Data Security
Until the very early 2000’s, many schools and colleges used a Social Security Number as a unique identifier for students. The number was posted in many places and made available to teachers on class rosters. My high school ID card, which students were required to wear, had my social security number in large print next to my name (along with a barcode). When I came to college, professors would often post your SSN on the wall with your grades. Sometimes they’d even include your name.
As identity theft became increasingly common, universities and schools moved away from using the SSN as a unique identifier - NC State made this switch in 2005. Even after that, you could Google your SSN and find where professors posted their rosters with SSNs on their web space so they could download it at home.
Nowadays, we’re much more security conscious - breaches like this would be major news stories and catastrophic events for which people would almost certainly lose their jobs. However, “not collecting and distributing SSNs” is only part of a data security policy. Schools should identify PII (personally identifiable information) and ensure that teachers only have access to the data that they need to do their jobs (principle of least privilege). For example, a birthday (month and day) is probably helpful for a teacher to know. However, a birthdate (combined with a name) is PII that can be used to steal an identity if disclosed. Schools have policies identifying public directory information (usually SIS/PowerSchool ID, name, address, grade level) as permitted under FERPA. Beyond that, schools typically have (or are developing) policies about what information staff in different roles are allowed to collect or have access to. North Carolina has rules that go beyond FERPA with the NC Student Privacy Act. The State Security Standards are also a good place to start.
Beyond identifying what data staff are allowed to collect, a CTO is often required to identify storage locations for the PII that teachers are allowed to have. In general, a laptop is a bad place to store data due to the risk of theft, and a flash drive is typically forbidden for the same reason. Conventional wisdom used to be that PII should only be stored on local servers. However, that is evolving as cloud infrastructure becomes more secure and organizations move away from traditional servers. NC State for example, allows the NC State owned Google Drive account to be used to store PII. The rationale is that because NC State requires two-factor authentication, it is more secure than on campus. The caveat here is that Google Drive makes it very easy to make files public, which is a risk that must be managed. Wake County Public Schools addresses this issue by providing both Google Drive and Microsoft One Drive - they only allow PII to be stored in One Drive because they have disabled the ability to share files outside of the Wake County staff network within the One Drive ecosystem.
It’s important to differentiate for staff the difference between GSuite and personally owned Google Drive accounts, for example. As discussed earlier in the course, Google has a separate data processing agreement for GSuite and a FERPA compliance statement. This allows data to be stored in an GSuite account that couldn’t be stored in a personal account (the same is true for any service like Office 365, Dropbox, etc.).
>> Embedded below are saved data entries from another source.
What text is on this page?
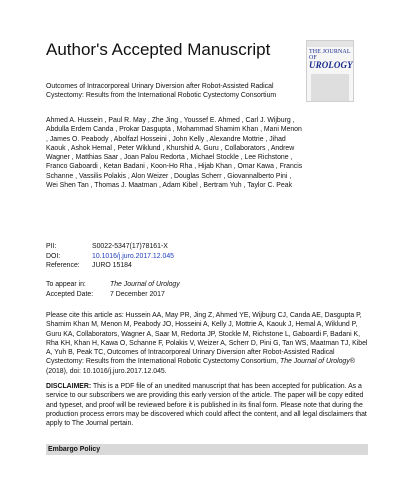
Author's Accepted Manuscript	THE JOURNAL OF
UROLOGY
Outcomes of Intracorporeal Urinary Diversion after Robot-Assisted Radical Cystectomy: Results from the International Robotic Cystectomy Consortium
Ahmed A. Hussein , Paul R. May , Zhe Jing , Youssef E. Ahmed , Carl J. Wijburg , Abdulla Erdem Canda , Prokar Dasgupta , Mohammad Shamim Khan , Mani Menon , James O. Peabody , Abolfazl Hosseini , John Kelly , Alexandre Mottrie , Jihad Kaouk , Ashok Hemal , Peter Wiklund , Khurshid A. Guru , Collaborators , Andrew Wagner , Matthias Saar , Joan Palou Redorta , Michael Stockle , Lee Richstone , Franco Gaboardi , Ketan Badani , Koon-Ho Rha , Hijab Khan , Omar Kawa , Francis Schanne , Vassilis Polakis , Alon Weizer , Douglas Scherr , Giovannalberto Pini , Wei Shen Tan , Thomas J. Maatman , Adam Kibel , Bertram Yuh , Taylor C. Peak
PII:	S0022-5347(17)78161-X
DOI:	10.1016/j.juro.2017.12.045
Reference:	JURO 15184
To appear in:	The Journal of Urology
Accepted Date:	7 December 2017
Please cite this article as: Hussein AA, May PR, Jing Z, Ahmed YE, Wijburg CJ, Canda AE, Dasgupta P, Shamim Khan M, Menon M, Peabody JO, Hosseini A, Kelly J, Mottrie A, Kaouk J, Hemal A, Wiklund P, Guru KA, Collaborators, Wagner A, Saar M, Redorta JP, Stockle M, Richstone L, Gaboardi F, Badani K, Rha KH, Khan H, Kawa O, Schanne F, Polakis V, Weizer A, Scherr D, Pini G, Tan WS, Maatman TJ, Kibel A, Yuh B, Peak TC, Outcomes of Intracorporeal Urinary Diversion after Robot-Assisted Radical Cystectomy: Results from the International Robotic Cystectomy Consortium, The Journal of Urology® (2018), doi: 10.1016/j.juro.2017.12.045.
DISCLAIMER: This is a PDF file of an unedited manuscript that has been accepted for publication. As a service to our subscribers we are providing this early version of the article. The paper will be copy edited and typeset, and proof will be reviewed before it is published in its final form. Please note that during the production process errors may be discovered which could affect the content, and all legal disclaimers that apply to The Journal pertain.
Embargo Policy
NC State has developed a data elements matrix that categorizes different elements based on the various laws. Green data is public, yellow data is quasi-public. Red data is restricted and purple data requires special handling to store. Along with the table of data elements, there is a storage locations table that defines where data may be stored. Many school districts are adopting similar tables for staff to understand who may access data. Some districts are also adding a third dimension which defines who data may be shared with. Any parent has legal rights to any record about their child under FERPA (however counseling records are confidential and many districts also keep library checkouts and Internet history confidential, unless there’s an issue). For other staff, the principle of least privilege suggests that they should only have access if their job requires them to have access to that data.
All of this falls under the umbrella of data governance: that systems and structures exist to ensure that the data collected are known and that collection procedures are followed and that data are properly handled. Other principles of data governance include:
- Data Inventories: Knowing what data are collected, where it lives, and how it’s used.
- Data Architecture: Structuring your data for the most efficient collection and use.
- Data Minimization: Collecting only the data that is needed, and no more.
- Data lifecycle: Destroying data when it’s no longer needed.
- Small Cell Suppression: In analysis of aggregate data, ensuring that data doesn’t become identifiable by the process of disaggregation (e.g., running an analysis on a kindergarten classroom and breaking down by race, sex, and economic status meaning only one or two students are in the analysis group).